Take a microwave. Despite all the bells and whistles that have been added to them over the years, they haven’t really changed much since the 1970s. But when you add all kinds of other sensors — a camera, an electronic scale, a bar-code reader, and so on — that microwave could ‘see’ what you put in the oven, recognize the brand and nutritional content of your food, and even weigh it. By querying a database in the cloud, it would come back with the time and intensity required to cook that item of food perfectly. Over time the oven learns how you like your food done. All we would have to do is add the ingredients and close the door. The internet-connected oven does the rest.

While this scenario is somewhat simplified, the interesting question is what happens when anything with an on/off switch gets connected to the internet. As with our microwave example, one consequence would be better outcomes: a house heated to the right temperature at the right time; garage doors that automatically open when we pull into the driveway and close when we pull out; saving power on all our devices; and so on.
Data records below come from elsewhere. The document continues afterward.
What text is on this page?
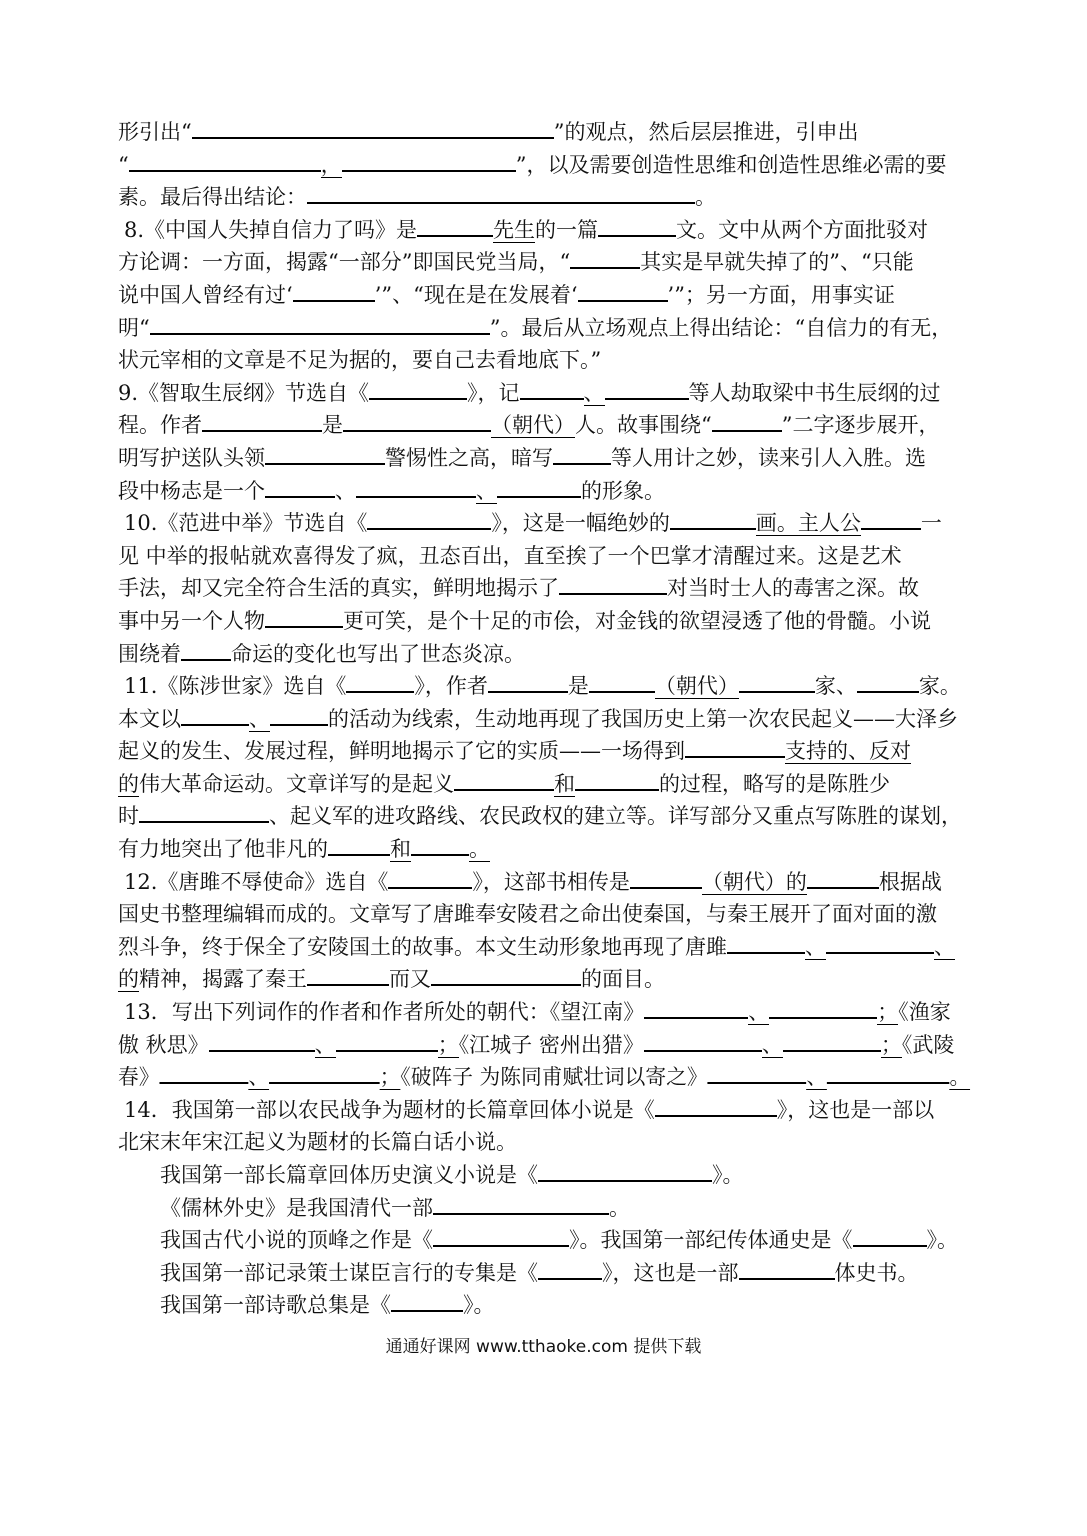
形引出“	”的观点，然后层层推进，引申出
“	，	”，以及需要创造性思维和创造性思维必需的要
素。最后得出结论：	。
8.《中国人失掉自信力了吗》是	先生的一篇	文。文中从两个方面批驳对
方论调：一方面，揭露“一部分”即国民党当局，“	其实是早就失掉了的”、“只能
说中国人曾经有过‘	’”、“现在是在发展着‘	’”；另一方面，用事实证
明“	”。最后从立场观点上得出结论：“自信力的有无，
状元宰相的文章是不足为据的，要自己去看地底下。”
9.《智取生辰纲》节选自《	》，记	、	等人劫取梁中书生辰纲的过
程。作者	是	（朝代）人。故事围绕“	”二字逐步展开，
明写护送队头领	警惕性之高，暗写	等人用计之妙，读来引人入胜。选
段中杨志是一个	、	、	的形象。
10.《范进中举》节选自《	》，这是一幅绝妙的	画。主人公	一
见 中举的报帖就欢喜得发了疯，丑态百出，直至挨了一个巴掌才清醒过来。这是艺术
手法，却又完全符合生活的真实，鲜明地揭示了	对当时士人的毒害之深。故
事中另一个人物	更可笑，是个十足的市侩，对金钱的欲望浸透了他的骨髓。小说
围绕着 命运的变化也写出了世态炎凉。
11.《陈涉世家》选自《	》，作者	是	（朝代）	家、	家。
本文以	、	的活动为线索，生动地再现了我国历史上第一次农民起义——大泽乡
起义的发生、发展过程，鲜明地揭示了它的实质——一场得到	支持的、反对
的伟大革命运动。文章详写的是起义	和	的过程，略写的是陈胜少
时	、起义军的进攻路线、农民政权的建立等。详写部分又重点写陈胜的谋划，
有力地突出了他非凡的	和	。
12.《唐雎不辱使命》选自《	》，这部书相传是	（朝代）的	根据战
国史书整理编辑而成的。文章写了唐雎奉安陵君之命出使秦国，与秦王展开了面对面的激
烈斗争，终于保全了安陵国土的故事。本文生动形象地再现了唐雎	、	、
的精神，揭露了秦王	而又	的面目。
13．写出下列词作的作者和作者所处的朝代：《望江南》	、	；《渔家
傲 秋思》	、	；《江城子 密州出猎》	、	；《武陵
春》	、	；《破阵子 为陈同甫赋壮词以寄之》	、	。
14．我国第一部以农民战争为题材的长篇章回体小说是《	》，这也是一部以
北宋末年宋江起义为题材的长篇白话小说。
我国第一部长篇章回体历史演义小说是《	》。
《儒林外史》是我国清代一部	。
我国古代小说的顶峰之作是《	》。我国第一部纪传体通史是《	》。
我国第一部记录策士谋臣言行的专集是《	》，这也是一部	体史书。
我国第一部诗歌总集是《	》。
通通好课网 www.tthaoke.com 提供下载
We tend to focus on the glorified outcomes but the mundane ones are equally if not more powerful. Right now we have a culture of planned obsolescence. But the IoT could change things here, and create a new culture of repair. If you’re a small family-owned restaurant that can’t afford to constantly upgrade equipment or fix things, you can answer a whole new set of questions with the IoT: Is that freezer working extra hard because someone left the door open, or because its compressor is about to fail and you’re about to lose $6,000 in food? Power consumption patterns, audio waves, and more can be analyzed to determine whether, when, and how something ought to be running.

With the IoT we’re headed to a world where things aren’t liable to break catastrophically — or at least, we’ll have a hell of a heads’ up. We’re headed to a world where our doors unlock when they sense us nearby. All that, and a warm meal perfectly cooked.